AI AND MEDICINE: THE UPCOMING PARTNERSHIP?

By Sofía Oural Martínez

In 2016, computer scientist Geoffrey Hinton argued that people should stop training to be radiologists because machine-learning tools would replace them in the near future. Later on, there was a significant drop in applications for radiology programmes  since people thought by the time they would finish their residencies, they would have no job. (1)

Hinton had a point. AI-based tools are increasingly taking part in medical care; over 500 have been authorized by the US Food and Drug Administration (FDA) for use in medicine. Despite this, no one can deny that radiologists are still very much in demand today.

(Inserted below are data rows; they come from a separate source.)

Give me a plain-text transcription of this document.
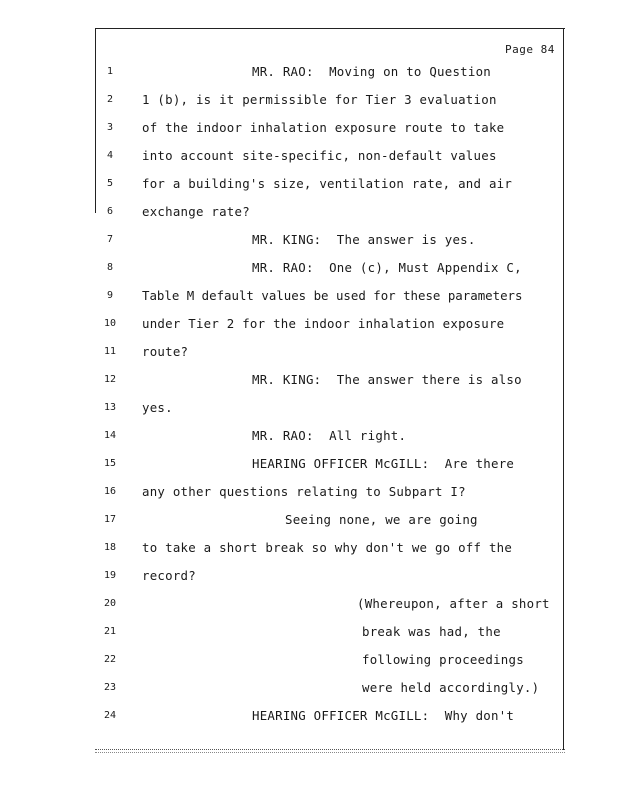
Page 84
1	MR. RAO:  Moving on to Question
2	1 (b), is it permissible for Tier 3 evaluation
3	of the indoor inhalation exposure route to take
4	into account site-specific, non-default values
5	for a building's size, ventilation rate, and air
6	exchange rate?
7	MR. KING:  The answer is yes.
8	MR. RAO:  One (c), Must Appendix C,
9	Table M default values be used for these parameters
10	under Tier 2 for the indoor inhalation exposure
11	route?
12	MR. KING:  The answer there is also
13	yes.
14	MR. RAO:  All right.
15	HEARING OFFICER McGILL:  Are there
16	any other questions relating to Subpart I?
17	Seeing none, we are going
18	to take a short break so why don't we go off the
19	record?
20	(Whereupon, after a short
21	break was had, the
22	following proceedings
23	were held accordingly.)
24	HEARING OFFICER McGILL:  Why don't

AI-based tools have potential, however, doctors cannot bring themselves to be on board with this, seeing all the growth in the field. Surveys in which doctors were asked about AI show that even though many of them are aware the tools exist, only a small proportion (10%-30%) have actually used them (2). Perspectives can go from guarded optimism to an absolute lack of trust. How “safe” are these tools? Can we trust their source and quality? Moreover, if these tools work properly, how do we know they will consistently benefit the patients?

Nevertheless, there is a certain sense of excitement over so-called “generalist medical AI” (3). Models like these are trained on enormous data sets, which after being processed allow for the model to be adapted for multiple tasks. This is a sharp contrast from the currently approved tools, which serve highly specific functions —these generalist models would act more like an actual doctor, assessing all the presented information to assemble something like a diagnosis. But we have a long journey ahead.

The current issues with AI medicine.

AI tools designed for medicine support practitioners in several ways, for example, by quickly going through scans and flagging potential issues that seem particularly urgent. These tools can work beautifully and save lives. But of course, the AI can make a mistake, and doctors with such tools are growing used to double-checking certain assessments “just in case”, effectively slowing them down.

Moreover, many of the approved devices don’t necessarily line up with the needs of physicians. Early AI tools were created according to the availability of image-based data at the time, so models developed to spot ordinary and obvious things are not rare: there are numerous tools which can detect a bone fracture or pneumonia.

As previously mentioned, most of the AI models used now are prepared to perform very distinct functions, rather than interpreting a medical examination comprehensively. The more common solution has been to add more AI tools to the process. Consider a person getting a mammography. The technicians are assisted by an AI model screening for breast cancer. If abnormalities are found, AI will be used again in the magnetic resonance imaging (MRI) scan to verify the diagnosis. And if it is confirmed, the tumour would be removed surgically, potentially with the help of an AI-powered system. Imagine scaling that to the level of a hospital, or even a whole healthcare system. There are so many devices available and so many ways to buy, integrate, and deploy them. Especially assuming we remain at a stage where AI needs to be constantly monitored to see if it is helping anyone.

The foundation.

Researchers have been trying to handle some of the limitations of AI in medicine by drawing inspiration from revolutionary language models such as the one that powers ChatGPT. These models are sometimes referred to as “foundation” models (or base/pre-trained models), which are trained on comprehensive data sets using self-supervised learning. This method allows the model to absorb huge quantities of information which can then be applied to various tasks. For example, ophthalmologist Pearse Keane and his colleagues developed an AI foundation model to detect ocular diseases and predict illnesses that can be noticed through tiny changes in the blood vessels in the eye, such as heart disease and Parkinson’s. To train it, they used 1.6 million retinal photos and scans so that later on it could predict what missing portions of the images should look like. Afterwards, all left to do was present labelled images to allow it to learn about specific sight-related conditions (4). The ophthalmological field as a whole is a great basis to test the foundation models, as almost every part of the eye can be reproduced at high resolution, and the data sets necessary to train models are already available.

This is a big contrast to supervised learning, which is what is normally used to train AI devices already in use by hospitals. Using this method to train the system to, for example, identify pneumonia requires doctors to analyse a myriad of X-rays and label them as “pneumonia” or “not pneumonia”, so that the system can identify the patterns.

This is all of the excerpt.